Cronograma inicial atrasa e ministros estimam que decisão sobre chefia do grupo, atribuída a Dirceu, será dada a três dias da votação

Felipe Recondo e Ricardo Brito, de O Estado de S.Paulo

13 de outubro de 2012 | 03h03

BRASÍLIA - À véspera do segundo turno das eleições municipais, o Supremo Tribunal Federal deverá julgar se o ex-ministro da Casa Civil José Dirceu era o chefe de uma quadrilha montada para operar o esquema do mensalão. Embora tenha pena baixa, o crime é carregado de simbolismo e será usado por adversários de candidatos petistas durante a campanha eleitoral neste segundo turno.

A expectativa entre os ministros da Corte é que a conclusão do julgamento deste item do processo ocorra a três dias das eleições. E os prognósticos entre os magistrados é de que, assim como ocorreu na corrupção ativa, Dirceu também seja condenado por formação de quadrilha.

Na semana anterior ao primeiro turno das eleições municipais, o tribunal começou a julgar a acusação de que Dirceu comprou parlamentares em troca de apoio ao governo do ex-presidente Luiz Inácio Lula da Silva. A coincidência foi um acaso, conforme ministros, mas o procurador-geral da República, Roberto Gurgel, afirmou que seria "salutar" que o julgamento tivesse influência nas eleições.

A expectativa inicial do relator da ação penal no Supremo, ministro Joaquim Barbosa, era de que o julgamento terminasse na semana anterior às eleições. Nesse caso, o tribunal definiria dias antes do segundo turno as penas impostas aos réus, inclusive se teriam de cumpri-las na cadeia. O atraso nas duas últimas sessões adiou essa discussão para depois do segundo turno.
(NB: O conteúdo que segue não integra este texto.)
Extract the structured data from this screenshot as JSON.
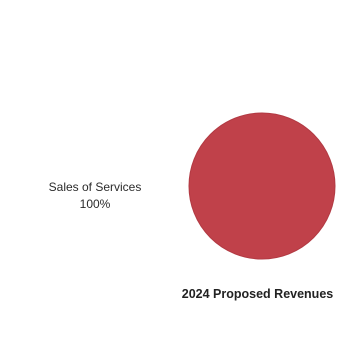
{
  "chart_data": {
    "type": "pie",
    "title": "2024 Proposed Revenues",
    "slices": [
      {
        "label": "Sales of Services",
        "value": 100,
        "value_label": "100%",
        "color": "#c0414a"
      }
    ],
    "slice_border_color": "#b23a43",
    "legend": "none"
  }
}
Regime. A condenação de Dirceu pelo crime de quadrilha pode definir se o ex-ministro cumprirá pena em regime fechado ou no semiaberto. A legislação penal estabelece que réus que forem condenados a pena superior a oito anos terão de cumprir a pena inicialmente em regime fechado.

Por enquanto, Dirceu foi condenado pelo crime de corrupção ativa - cuja pena, na época do crime, variava de um a oito anos. Se condenado por formação de quadrilha, a pena pode aumentar em até três anos.
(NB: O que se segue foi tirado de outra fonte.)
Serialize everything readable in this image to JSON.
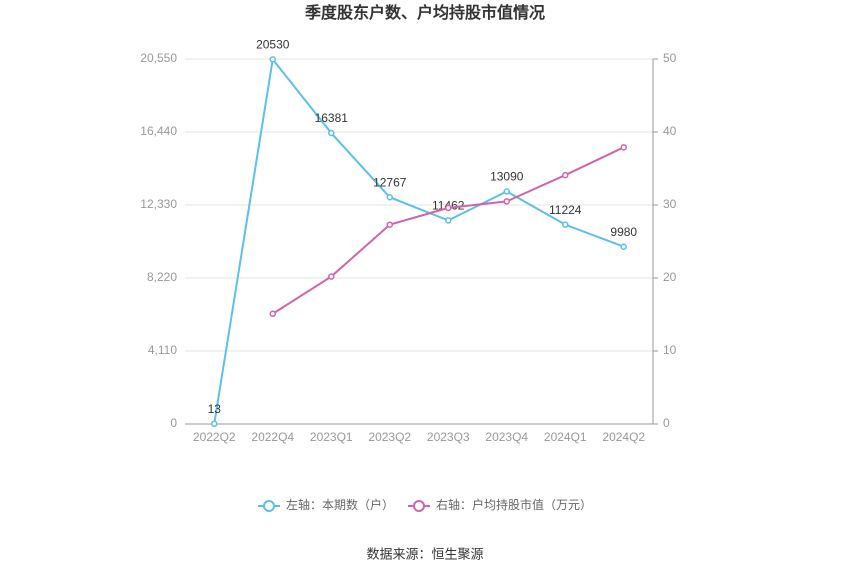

Conforme a acusação do Ministério Público Federal, 13 dos réus em julgamento formaram uma grande quadrilha, que se subdividiu nos núcleos financeiro, político e publicitário. O grupo era encabeçado por Dirceu e integrado pelo ex-presidente do PT José Genoino, pelo ex-tesoureiro petista Delúbio Soares, pelo empresário Marcos Valério e seus sócios na época, e por representantes do Banco Rural.

A quadrilha teria se associado para desviar recursos públicos do Banco do Brasil e da Câmara dos Deputados, dissimulado a origem do dinheiro por meio de empréstimos fraudulentos tomados nos Bancos Rural e BMG e depois distribuído a parlamentares para tornar viável a compra de apoio ao governo Lula no Congresso.
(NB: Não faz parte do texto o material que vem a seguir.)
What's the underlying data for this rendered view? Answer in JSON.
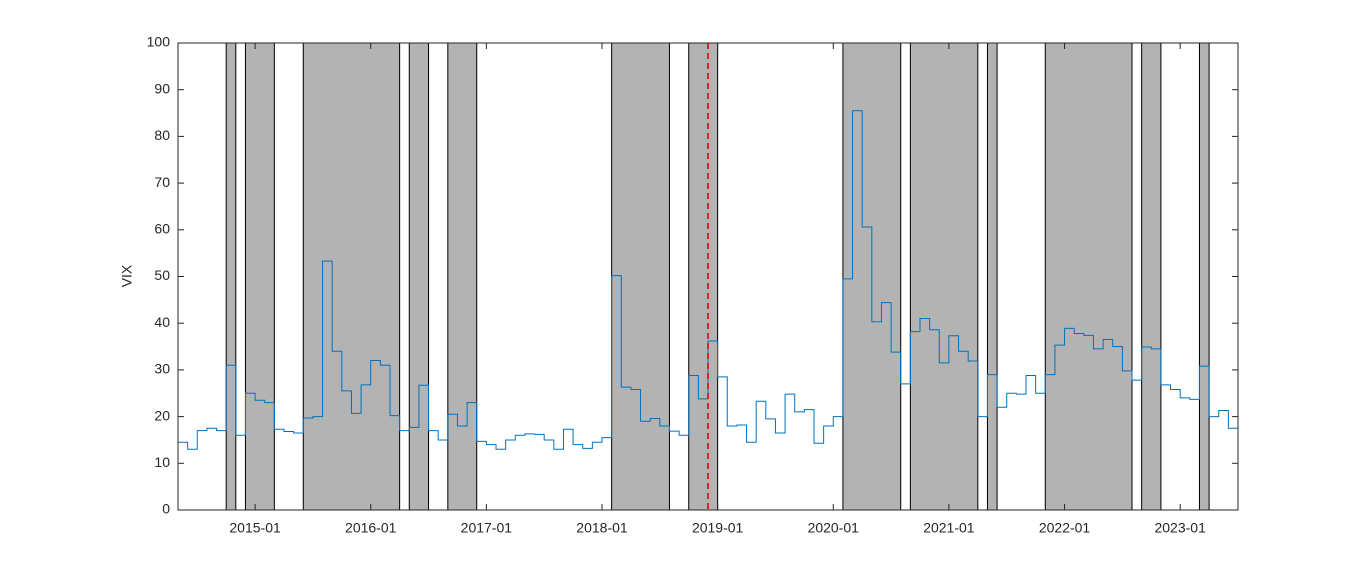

As investigações do Ministério Público apontaram Dirceu no comando do esquema. As provas demonstraram "sem sombra de dúvida", conforme o MP, que o ex-ministro da Casa Civil agiu sempre no comando de todas as ações. "Era, enfim, o chefe da quadrilha", afirmou Gurgel, no processo.

"Foi (Dirceu) o mentor do esquema ilícito de compra de votos e, como líder do grupo, determinou as ações necessárias à consecução do objetivo que justificou a união de todos os agentes, seja no que dizia respeito às negociações travadas com os parlamentares e líderes partidários, seja na obtenção dos recursos necessários ao cumprimento dos acordos firmados", acrescentou o procurador-geral.

Julgamento. Ao longo das últimas sessões de julgamento, Dirceu já foi colocado pela maioria dos ministros do Supremo em posição de comando. Foi por causa da proeminência no esquema que o ex-ministro foi condenado pelo tribunal pelo crime de corrupção ativa.

"É certo que José Dirceu, em razão da força política e administrativa que exercia, foi o principal articulador dessa engrenagem. (Dirceu) Reunia-se com o principal operador do esquema, Marcos Valério, para tratar de repasses de dinheiro e acordos políticos", afirmou o relator do processo no Supremo, Joaquim Barbosa.

"Restou demonstrado, não bastasse a ordem natural das coisas, que José Dirceu realmente teve uma participação acentuada, a meu ver, nesse escabroso episódio", concordou o ministro Marco Aurélio Mello.